Cities around the globe have been replacing streetlights with energy-efficient LED luminaries for many years. One of the biggest projects, in the state of New York, calls for half a million streetlight upgrades across hundreds of communities around the state.
Already, 50,000 LEDs have been or currently are being installed in cities such as White Plains, Albany and Rochester. The entire rollout is expected to cost about $250 million, with savings of $50 million to $100 million in energy and maintenance costs realized over the 25-year life of the luminaries, according to Jesse Scott, manager of key accounts for the New York Power Authority (NYPA).
LEDs can reduce the wattage of a single luminary from 250 watts to as low as 75 watts, which translates into the potential for annual energy consumption reduction of nearly 500 gigawatt hours, enough to power nearly 45,000 households, according to NYPA.
In addition to energy savings, city leaders see upgraded and connected streetlights as a backbone to IoT smart city technologies, including remote management via a central dashboard to identify outages and other maintenance needs. There’s more: communities in upstate New York are adding sensors to the lighting fixtures for detecting snow and rain. In the winter, that sensor data can help public works crews know when and where to send snowplows.
Other sensors for detecting air quality, vibration, noise and gunshots for crime control can be added with the information shared with first responders. Traffic light queue size data be used to manage public transit and traffic flows. There’s also the potential for cities to add hubs for Wi-Fi or cellular and gear for charging stations for electric vehicles. Street information kiosks can be connected as well.

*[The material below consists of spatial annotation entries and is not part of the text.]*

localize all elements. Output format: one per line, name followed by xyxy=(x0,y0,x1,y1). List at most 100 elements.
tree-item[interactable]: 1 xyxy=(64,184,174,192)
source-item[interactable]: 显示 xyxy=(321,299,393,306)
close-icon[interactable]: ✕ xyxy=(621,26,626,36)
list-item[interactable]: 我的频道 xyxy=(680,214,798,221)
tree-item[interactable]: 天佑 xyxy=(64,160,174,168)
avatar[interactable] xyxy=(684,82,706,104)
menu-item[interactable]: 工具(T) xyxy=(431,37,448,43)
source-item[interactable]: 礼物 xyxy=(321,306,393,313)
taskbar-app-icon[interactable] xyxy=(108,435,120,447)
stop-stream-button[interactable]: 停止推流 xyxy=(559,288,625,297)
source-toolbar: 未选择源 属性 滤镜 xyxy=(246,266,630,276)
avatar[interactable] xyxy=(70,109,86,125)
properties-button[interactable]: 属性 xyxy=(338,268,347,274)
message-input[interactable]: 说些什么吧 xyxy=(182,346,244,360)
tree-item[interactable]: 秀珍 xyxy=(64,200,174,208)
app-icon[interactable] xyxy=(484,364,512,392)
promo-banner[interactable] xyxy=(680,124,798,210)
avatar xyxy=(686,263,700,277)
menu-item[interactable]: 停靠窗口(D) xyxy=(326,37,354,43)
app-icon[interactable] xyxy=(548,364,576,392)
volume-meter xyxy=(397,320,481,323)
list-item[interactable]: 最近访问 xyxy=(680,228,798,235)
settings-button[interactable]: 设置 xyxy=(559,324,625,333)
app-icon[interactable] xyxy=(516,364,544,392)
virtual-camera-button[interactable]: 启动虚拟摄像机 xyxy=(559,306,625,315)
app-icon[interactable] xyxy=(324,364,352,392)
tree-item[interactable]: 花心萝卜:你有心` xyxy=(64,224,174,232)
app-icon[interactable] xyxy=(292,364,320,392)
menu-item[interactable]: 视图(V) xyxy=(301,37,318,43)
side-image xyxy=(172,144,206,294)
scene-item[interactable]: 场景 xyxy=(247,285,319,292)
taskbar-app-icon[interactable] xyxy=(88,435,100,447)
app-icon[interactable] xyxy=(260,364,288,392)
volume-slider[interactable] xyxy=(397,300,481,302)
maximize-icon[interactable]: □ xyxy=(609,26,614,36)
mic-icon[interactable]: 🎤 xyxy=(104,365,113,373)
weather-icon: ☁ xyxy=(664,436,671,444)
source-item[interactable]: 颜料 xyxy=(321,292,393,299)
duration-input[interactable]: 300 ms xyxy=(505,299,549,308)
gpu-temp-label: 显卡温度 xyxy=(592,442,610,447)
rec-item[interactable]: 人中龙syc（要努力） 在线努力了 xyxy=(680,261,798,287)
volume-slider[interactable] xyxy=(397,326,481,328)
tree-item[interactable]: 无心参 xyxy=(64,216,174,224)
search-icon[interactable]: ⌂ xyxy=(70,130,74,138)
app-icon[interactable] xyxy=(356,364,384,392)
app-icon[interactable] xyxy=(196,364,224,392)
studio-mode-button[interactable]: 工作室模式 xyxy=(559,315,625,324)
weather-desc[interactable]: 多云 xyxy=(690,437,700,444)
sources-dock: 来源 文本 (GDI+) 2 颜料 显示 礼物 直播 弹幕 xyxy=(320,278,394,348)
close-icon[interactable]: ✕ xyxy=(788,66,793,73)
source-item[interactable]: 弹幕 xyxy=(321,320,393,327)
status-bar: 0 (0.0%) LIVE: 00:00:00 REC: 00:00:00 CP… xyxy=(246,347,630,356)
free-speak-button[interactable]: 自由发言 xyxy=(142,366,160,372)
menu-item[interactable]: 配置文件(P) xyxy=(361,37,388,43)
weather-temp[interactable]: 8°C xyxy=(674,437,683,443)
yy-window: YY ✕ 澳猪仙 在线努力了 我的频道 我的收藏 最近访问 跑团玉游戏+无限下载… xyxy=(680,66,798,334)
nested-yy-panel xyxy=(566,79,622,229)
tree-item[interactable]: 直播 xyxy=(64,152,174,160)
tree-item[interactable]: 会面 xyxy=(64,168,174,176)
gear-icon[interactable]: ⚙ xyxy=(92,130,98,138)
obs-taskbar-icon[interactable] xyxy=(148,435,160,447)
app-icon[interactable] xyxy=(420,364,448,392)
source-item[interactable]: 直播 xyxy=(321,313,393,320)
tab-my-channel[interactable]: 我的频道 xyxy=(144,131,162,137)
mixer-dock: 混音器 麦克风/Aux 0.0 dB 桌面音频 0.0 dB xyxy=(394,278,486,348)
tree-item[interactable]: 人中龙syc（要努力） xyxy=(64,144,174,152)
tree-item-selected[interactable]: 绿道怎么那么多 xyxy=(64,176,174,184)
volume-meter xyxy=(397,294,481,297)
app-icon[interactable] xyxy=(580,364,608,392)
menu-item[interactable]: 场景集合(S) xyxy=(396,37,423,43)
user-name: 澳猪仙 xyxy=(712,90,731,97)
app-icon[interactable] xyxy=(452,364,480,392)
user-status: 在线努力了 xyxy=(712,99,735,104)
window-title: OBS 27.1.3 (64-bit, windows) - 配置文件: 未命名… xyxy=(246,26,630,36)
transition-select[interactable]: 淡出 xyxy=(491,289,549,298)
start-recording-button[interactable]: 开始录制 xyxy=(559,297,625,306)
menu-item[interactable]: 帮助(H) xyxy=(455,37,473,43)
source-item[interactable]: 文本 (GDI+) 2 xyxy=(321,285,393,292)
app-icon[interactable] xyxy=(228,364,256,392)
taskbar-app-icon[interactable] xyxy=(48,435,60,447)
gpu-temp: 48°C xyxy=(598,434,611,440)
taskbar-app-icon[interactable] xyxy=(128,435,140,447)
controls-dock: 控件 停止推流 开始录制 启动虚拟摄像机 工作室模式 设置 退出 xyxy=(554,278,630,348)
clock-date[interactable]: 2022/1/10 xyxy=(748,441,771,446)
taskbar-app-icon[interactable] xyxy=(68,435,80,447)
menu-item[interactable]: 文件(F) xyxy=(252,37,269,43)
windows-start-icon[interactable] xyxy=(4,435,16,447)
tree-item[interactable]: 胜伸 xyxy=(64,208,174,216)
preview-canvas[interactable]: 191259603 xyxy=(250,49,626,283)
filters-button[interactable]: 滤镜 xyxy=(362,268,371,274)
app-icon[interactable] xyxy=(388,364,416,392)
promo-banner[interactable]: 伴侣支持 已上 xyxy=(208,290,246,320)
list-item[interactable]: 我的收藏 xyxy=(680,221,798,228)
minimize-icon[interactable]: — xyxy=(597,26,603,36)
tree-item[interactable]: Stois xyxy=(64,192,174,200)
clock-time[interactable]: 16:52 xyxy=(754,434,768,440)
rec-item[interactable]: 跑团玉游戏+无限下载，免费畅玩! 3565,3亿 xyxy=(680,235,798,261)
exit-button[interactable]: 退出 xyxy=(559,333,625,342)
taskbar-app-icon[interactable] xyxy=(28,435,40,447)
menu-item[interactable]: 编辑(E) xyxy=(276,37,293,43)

In Albany, the streetlights could potentially become a resource for providing Internet access to lower income neighborhoods, according to Albany Mayor Kathy Sheehan, who spoke in a video describing the Smart Street Lighting NY project.
Gov. Andrew Cuomo first announced the ambitious statewide lighting initiative in 2018. On June 18, NYPA and global lighting vendor Signify publicly announced their partnership on the project. Signify spun off from Philips in 2016 and has operations in 70 countries with 32,000 employees.
Signify’s Interact City IoT lighting system is the technology basis for “an a la carte engagement with each of the mayors” in the project, Martin Stephenson, head of North Americans Systems for Signify, told FierceElectronics. “Use cases differ entirely, dependent on the landscape. It’s a very customized approach.”
Smart Street Lighting NY is by far the biggest LED conversion project in the U.S., Stephenson said, and was extrapolated from an LED upgrade model used in Los Angeles. Signify has also worked on LED projects in the UK, Spain, Italy and Dubai.
New York cities and towns benefit from NYPA’s ability to offer low-interest loans to purchase the LED technology, since some towns face limits on their ability to issue bonds.
In 2016, the state’s Public Service Commission approved an order allowing municipalities to purchase their streetlights from electric utilities that own them. NYPA generates power from facilities and transmission lines it owns--80% comes from hydro—but distribution of electrons is still done by investor-owned utilities, Scott said.
NYPA also offers a turnkey service and smart city grants to communities to plan for adding sensors to connected streetlights depending on a city’s needs.